In 343 we are going to take your CBA project and really develop it into a professional, showcase project. We’re going to begin with a brief review about climate change concepts and community-based adaptation to climate change.
Over the next eight weeks we will be looking for local evidence of climate change, determining how our project may fit into that, conducting a vulnerability and adaptive capacity survey with our community, and begin clearly putting definition to the local context for our climate change challenges. We will refine or modify the activities in our project design– and present a finalized draft to the community for their feedback. We will then begin the steps necessary for launching the project by working with the community to develop a community-based team which in OL 344 will launch the project with us, follow through with the implementation process, and receive the project from us when our job is over.
Assignment 1. Where’s the Evidence about Climate Change?
This week we’re going to learn the concrete steps of how to obtain climate change information, how to interpret it within our local context, and how to determine which are the most prominent CC challenges that our community is facing and may face in the future.
“Bottom-up approaches assess vulnerability and adaptive capacity to current climate variations and future climate trends at the local level. Climate variability is a reality that humans have always been exposed to and have developed different ways of dealing with. Existing coping mechanisms are used as a platform for fostering resilience to future changes. While they can incorporate modeling projections they depend primarily on local knowledge and can more effectively target the poorest and most vulnerable in developing appropriate adaptation responses.” IDS Tearfund: Adapting to Climate Change.
So this week and next week we’re going to be looking for:
1. Proof that there are climate change related challenges that our communities are facing—or that changes are in process which will be creating future challenges.

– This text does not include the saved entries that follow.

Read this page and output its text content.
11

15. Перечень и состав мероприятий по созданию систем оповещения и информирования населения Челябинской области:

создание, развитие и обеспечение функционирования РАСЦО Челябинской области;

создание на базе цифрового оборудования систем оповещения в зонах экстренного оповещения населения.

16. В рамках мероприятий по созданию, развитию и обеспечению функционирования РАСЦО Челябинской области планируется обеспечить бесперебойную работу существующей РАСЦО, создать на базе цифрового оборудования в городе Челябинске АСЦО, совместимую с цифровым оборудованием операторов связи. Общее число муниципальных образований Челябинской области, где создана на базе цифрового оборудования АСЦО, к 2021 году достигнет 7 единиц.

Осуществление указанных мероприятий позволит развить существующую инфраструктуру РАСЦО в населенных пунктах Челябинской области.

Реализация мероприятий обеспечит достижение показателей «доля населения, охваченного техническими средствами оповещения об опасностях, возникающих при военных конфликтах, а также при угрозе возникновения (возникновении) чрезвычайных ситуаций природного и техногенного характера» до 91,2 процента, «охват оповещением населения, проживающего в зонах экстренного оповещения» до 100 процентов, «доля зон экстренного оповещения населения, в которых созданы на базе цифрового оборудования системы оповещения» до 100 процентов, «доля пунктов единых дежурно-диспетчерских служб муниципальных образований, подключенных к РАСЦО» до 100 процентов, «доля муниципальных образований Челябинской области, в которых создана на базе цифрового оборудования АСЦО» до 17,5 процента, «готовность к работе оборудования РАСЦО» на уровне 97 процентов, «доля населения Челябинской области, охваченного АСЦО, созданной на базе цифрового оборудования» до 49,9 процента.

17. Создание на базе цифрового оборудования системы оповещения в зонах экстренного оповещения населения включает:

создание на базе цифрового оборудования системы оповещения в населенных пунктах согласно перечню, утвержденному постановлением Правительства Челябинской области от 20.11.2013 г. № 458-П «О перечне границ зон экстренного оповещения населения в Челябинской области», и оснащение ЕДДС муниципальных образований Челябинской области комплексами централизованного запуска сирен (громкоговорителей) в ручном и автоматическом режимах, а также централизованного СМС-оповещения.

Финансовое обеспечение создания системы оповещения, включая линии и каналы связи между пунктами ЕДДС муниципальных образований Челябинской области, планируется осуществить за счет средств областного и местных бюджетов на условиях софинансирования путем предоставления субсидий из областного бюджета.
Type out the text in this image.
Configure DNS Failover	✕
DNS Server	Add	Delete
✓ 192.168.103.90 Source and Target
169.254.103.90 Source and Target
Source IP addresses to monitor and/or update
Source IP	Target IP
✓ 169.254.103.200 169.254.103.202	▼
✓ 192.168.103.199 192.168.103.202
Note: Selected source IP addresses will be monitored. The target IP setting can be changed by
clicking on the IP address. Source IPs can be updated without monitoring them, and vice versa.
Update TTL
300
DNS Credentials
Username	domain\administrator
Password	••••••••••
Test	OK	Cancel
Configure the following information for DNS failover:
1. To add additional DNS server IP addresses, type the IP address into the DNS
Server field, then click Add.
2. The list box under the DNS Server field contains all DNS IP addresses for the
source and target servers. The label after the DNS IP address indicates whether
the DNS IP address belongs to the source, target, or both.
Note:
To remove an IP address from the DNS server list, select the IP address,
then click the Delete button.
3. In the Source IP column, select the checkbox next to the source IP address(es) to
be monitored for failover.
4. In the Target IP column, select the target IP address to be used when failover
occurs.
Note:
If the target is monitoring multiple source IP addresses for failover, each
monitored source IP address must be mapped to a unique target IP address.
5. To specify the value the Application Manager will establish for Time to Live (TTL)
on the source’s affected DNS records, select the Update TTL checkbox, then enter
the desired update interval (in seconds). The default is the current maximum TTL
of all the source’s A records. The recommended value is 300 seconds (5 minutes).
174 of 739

2. Certainty that the CBA components in our project outline are indeed linked to climate change.
3. Additional CBA challenges which may be important to include in our project outline.
We will be using online literature and databases to collect climate change information for your location, and I would also recommend consulting with a local expert — this could be a government official or specialist at an NGO that has worked with climate change projects. We’re going to be looking for both the trends of climate change and also an overview of potential negative impact. Both the UNDP toolkit and the GTZ manual do an excellent job of describing this process. We will focus most specifically on the GTZ manual for this particular exercise.
Why is it important if our CBA components are linked to climate change?
The same development activity may be used for traditional community development challenges, disaster risk reduction, or adaptation to climate change challenges. For example, reforesting steep hillsides behind our community’s village could be considered a development project in the sense that this may help recharge the villages spring that has dried up, or it could be considered a disaster risk reduction project which could help prevent flooding in the village by reducing runoff.
But if the community’s spring ran dry because of a long-term, climate change linked drought, then the reforesting project may not be the most appropriate solution for solving that specific problem.
And determining the link to CC will help us differentiate between what adaptation challenges we need to deal with immediately – and what long-term plans we need to include in the project for future anticipated challenges caused by climate change.
Also, CBA projects are long-term and may be measured in terms of decades; so we need to know if we’re planning a CBA project whose outputs, outcomes, and impacts need to last for decades– or a community development project that may be a short-term steppingstone for achieving a development goal.
So in this assignment we are going to learn several techniques for obtaining climate change information and interpreting it for our local context, and determining which are the most prominent challenges locally in order to compare this information to the CBA element that we have developed in our course project over the past four months.
The Assignment One Homework will guide you through the process.